Deathstroke and Ravager mourn Respawn's death and they go free his assassins. The Deathstroke imposter escape causes the hideout to collapse forcing Batman and Damian to escape with the unconscious Gambi. Deathstroke and Ghostmaker fight with Ghostmaker. They let Deathstroke go after Deathstroke threatens to kill Clownhunter. Talia al Ghul puts her grandmother back on Lazarus Island. Batman and Damian arrive to where Talia al Ghul and Deathstroke are fighting each other, where Ravager tells Damian that Talia al Ghul murdered Respawn. Talia kills Deathstroke. The Deathstroke imposter reveals himself to be Geo-Force. His motivation was Deathstroke hurting his family and Ra's al Ghul hurting his country. Geo-Force causes an earthquake.

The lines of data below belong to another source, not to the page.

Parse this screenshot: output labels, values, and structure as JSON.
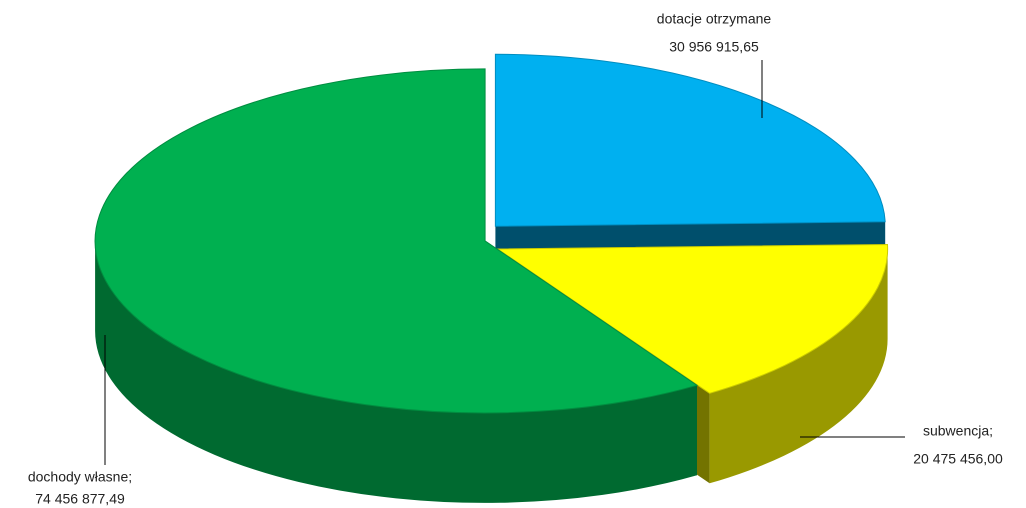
{
  "chart_data": {
    "type": "pie",
    "categories": [
      "dotacje otrzymane",
      "subwencja;",
      "dochody własne;"
    ],
    "values": [
      30956915.65,
      20475456.0,
      74456877.49
    ],
    "value_labels": [
      "30 956 915,65",
      "20 475 456,00",
      "74 456 877,49"
    ],
    "colors": [
      "#00b0f0",
      "#ffff00",
      "#00b050"
    ]
  }
}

Geo-Force reveals that he killed Ra's al Ghul because of his responsibility for Markovia's destruction after Leviathan's defeat, which left Geo-force despondent and vengeful as a result. He also framed Deathstroke to take the opportunity to exact revenge on Ra's al Ghul's family. He waited for Talia to finish Deathstroke. Geo-force creates a Kaiju version of himself, as he plans to destroy the League of Shadows. Robin, Batman, Black Canary, and Talia al Ghul manage to defeat Geo-Force, and Robin convinces Talia al Ghul to spare Geo-Force because Ra's Al Ghul believed his family can be better. With Angel Breaker and other members of the League of Shadows having retreated, Doctor Chase sends Geo-Force to Belle Reve for his crimes. Deathstroke's body is taken by the Secret Society of Super Villains to be resurrected by the Lazarus Pits. Deathstroke is resurrected and vows to kill everyone. Talia al Ghul turns herself in and Robin and Batman reconcile their relationship. They go out in the night to stop Killer Moth and Firefly.

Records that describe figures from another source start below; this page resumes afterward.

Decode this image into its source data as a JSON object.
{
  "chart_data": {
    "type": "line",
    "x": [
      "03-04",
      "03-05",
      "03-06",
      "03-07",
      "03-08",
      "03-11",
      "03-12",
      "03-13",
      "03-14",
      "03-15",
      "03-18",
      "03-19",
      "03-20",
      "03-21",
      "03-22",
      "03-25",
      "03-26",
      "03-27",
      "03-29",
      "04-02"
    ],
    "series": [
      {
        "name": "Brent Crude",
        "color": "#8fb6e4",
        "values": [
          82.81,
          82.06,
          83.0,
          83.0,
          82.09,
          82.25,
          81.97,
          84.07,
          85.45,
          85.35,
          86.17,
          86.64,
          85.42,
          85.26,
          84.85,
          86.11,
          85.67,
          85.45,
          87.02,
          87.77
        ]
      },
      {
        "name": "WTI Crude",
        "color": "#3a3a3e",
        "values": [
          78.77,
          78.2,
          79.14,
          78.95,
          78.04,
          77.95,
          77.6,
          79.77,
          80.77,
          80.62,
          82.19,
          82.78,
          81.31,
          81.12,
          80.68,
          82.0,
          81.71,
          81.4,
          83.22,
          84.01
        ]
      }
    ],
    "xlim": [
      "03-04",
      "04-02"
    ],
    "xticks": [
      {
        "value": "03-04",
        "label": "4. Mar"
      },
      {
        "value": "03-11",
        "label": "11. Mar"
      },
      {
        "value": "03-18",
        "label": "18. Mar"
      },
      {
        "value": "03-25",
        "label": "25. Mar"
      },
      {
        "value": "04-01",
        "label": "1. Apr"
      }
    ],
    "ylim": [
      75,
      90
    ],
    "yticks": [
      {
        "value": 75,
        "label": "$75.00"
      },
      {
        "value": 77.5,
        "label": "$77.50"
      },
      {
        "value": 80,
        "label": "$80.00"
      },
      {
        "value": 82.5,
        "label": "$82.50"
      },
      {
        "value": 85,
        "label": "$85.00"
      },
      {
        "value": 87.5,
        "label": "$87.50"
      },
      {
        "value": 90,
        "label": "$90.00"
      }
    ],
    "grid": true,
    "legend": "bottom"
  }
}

==Issues and reading order==

| Title | Issue | Publication date |
|---|---|---|
| Shadow War: Alpha | #1 | March 29, 2022 |
| Batman | #122 | April 5, 2022 |
| Deathstroke Inc. | #8 | April 26, 2022 |
| Robin | #13 | April 26, 2022 |
| Batman | #123 | May 3, 2022 |
| Shadow War Zone | #1 | May 17, 2022 |
| Deathstroke Inc. | #9 | May 24, 2022 |
| Robin | #14 | May 24, 2022 |
| Shadow War: Omega | #1 | May 31, 2022 |

== Collected edition ==

| Title | Material collected | Published date | ISBN |
|---|---|---|---|
| Batman: Shadow War | Batman #122-123, Robin #13-14, Deathstroke Inc. #8-9, Shadow War: Alpha #1, Shadow War: Omega #1, Shadow War Zone #1 | November 2022 | 978-1779517975 |

==Critical reception==
The main event has received positive reviews. According to Comic Book Roundup, the main event received an average score of 7.5 out of 10 based on 129 reviews.

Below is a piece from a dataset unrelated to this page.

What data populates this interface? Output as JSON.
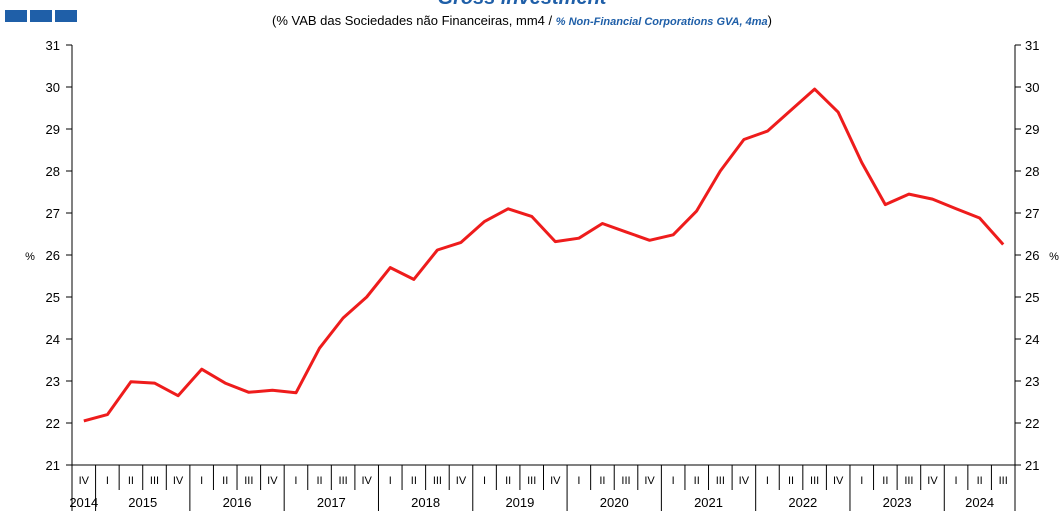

According to Comic Book Roundup, Shadow War: Alpha #1 received an average score of 8.4 out of 10 based on 20 reviews.

According to Comic Book Roundup, Batman #122 received an average score of 7.9 out of 10 based on 17 reviews.

According to Comic Book Roundup, Deathstroke Inc. #8 received an average score of 7.1 out of 10 based on 9 reviews.

According to Comic Book Roundup, Robin #13 received an average score of 8 out of 10 based on 10 reviews.

According to Comic Book Roundup, Batman #123 received an average score of 7.2 out of 10 based on 13 reviews.

According to Comic Book Roundup, Deathstroke Inc. #9 received an average score of 7.1 out of 10 based on 9 reviews.

According to Comic Book Roundup, Robin #14 received an average score of 7.7 out of 10 based on 12 reviews.

According to Comic Book Roundup, Shadow War: Omega received an average rating of 7.3 out of 10 based on 13 reviews.